Representatives from Food Drink Ireland (FDI) and Meat Industry Ireland (MII) will today appear before the Seanad Select Committee on the Withdrawal of the UK from the EU, where they will set out the key issues and measures needed for the sector both at an EU and domestic level. In particular they will stress the need to maintain tariff-free access to the UK market post-Brexit and for an EU state aid framework to support vulnerable businesses through the transition.
FDI Director Paul Kelly said: "The agri-food sector exports €4.1 billion of food and drink to the UK and accounts for 43,000 Irish jobs. With 40% of total food and drink exports going to the UK, Ireland is four to six times more exposed than any other European country to Brexit. Supply chains in the food sector are deeply integrated between our two countries. The continued, uninterrupted flow of these supply chains is essential to the competitiveness of food and drink businesses on both islands.

"It is vital that Brexit negotiations deliver the closest possible economic and trading relationship between the EU and the UK into the future. Agri-food is the Irish sector most exposed to trade disruption, and the Irish Government must do all within its control to ensure minimum impact to the free flow of goods."

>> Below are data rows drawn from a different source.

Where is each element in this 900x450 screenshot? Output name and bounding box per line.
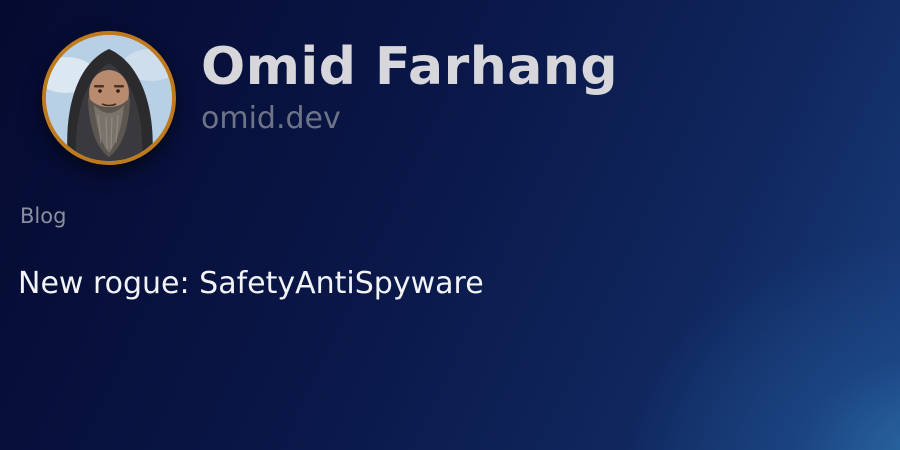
profile-header: Omid Farhang omid.dev [42,31,618,165]
user-portrait-icon [46,35,172,161]
profile-domain[interactable]: omid.dev [201,101,618,137]
profile-name: Omid Farhang [201,37,619,97]
post-title[interactable]: New rogue: SafetyAntiSpyware [18,266,484,301]
identity-block: Omid Farhang omid.dev [201,37,618,137]
section-label[interactable]: Blog [20,204,66,228]
avatar [42,31,176,165]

Discussions on the future EU-UK relationship must begin early in the negotiating process and must deliver a comprehensive free trade agreement (FTA) between the EU and UK, ideally with the UK remaining within the EU Customs Union. Transitional arrangements, of sufficient length for businesses to plan and prepare for any new free trade agreement, are vital. Customs procedures should be dealt with as part of the first phase of Article 50 negotiations."

The delegation put forward a number of short and medium term measures needed to support the agri-food sector, including:
    • The relaxation of state aid restrictions that impact on the ability of Ireland to apply critical stabilisation support measures and strategic transformative initiatives in light of the potentially serious economic disturbance of Brexit.
    • An intense and ongoing focus on cost competitiveness, led by the Department of Jobs, Enterprise and Innovation, in areas such as labour, energy and insurance.
    • The re-introduction of the Employment Subsidy Scheme and the Enterprise Stabilisation measures, which were last applied during the financial crisis in 2009-2011.
    • €25 million in funding for market diversification and product innovation measures, administered by Bord Bia and Enterprise Ireland.
    • Trade support measures, including export trade financing and export credit guarantees to support the continued development of international export markets.
    • A substantial increase in resourcing of the international market access unit of the Department of Agriculture, Food and the Marine.
    • An access to finance package that includes sustainable financing via funding from the Irish Strategic Investment Fund and the Strategic Banking Corporation of Ireland.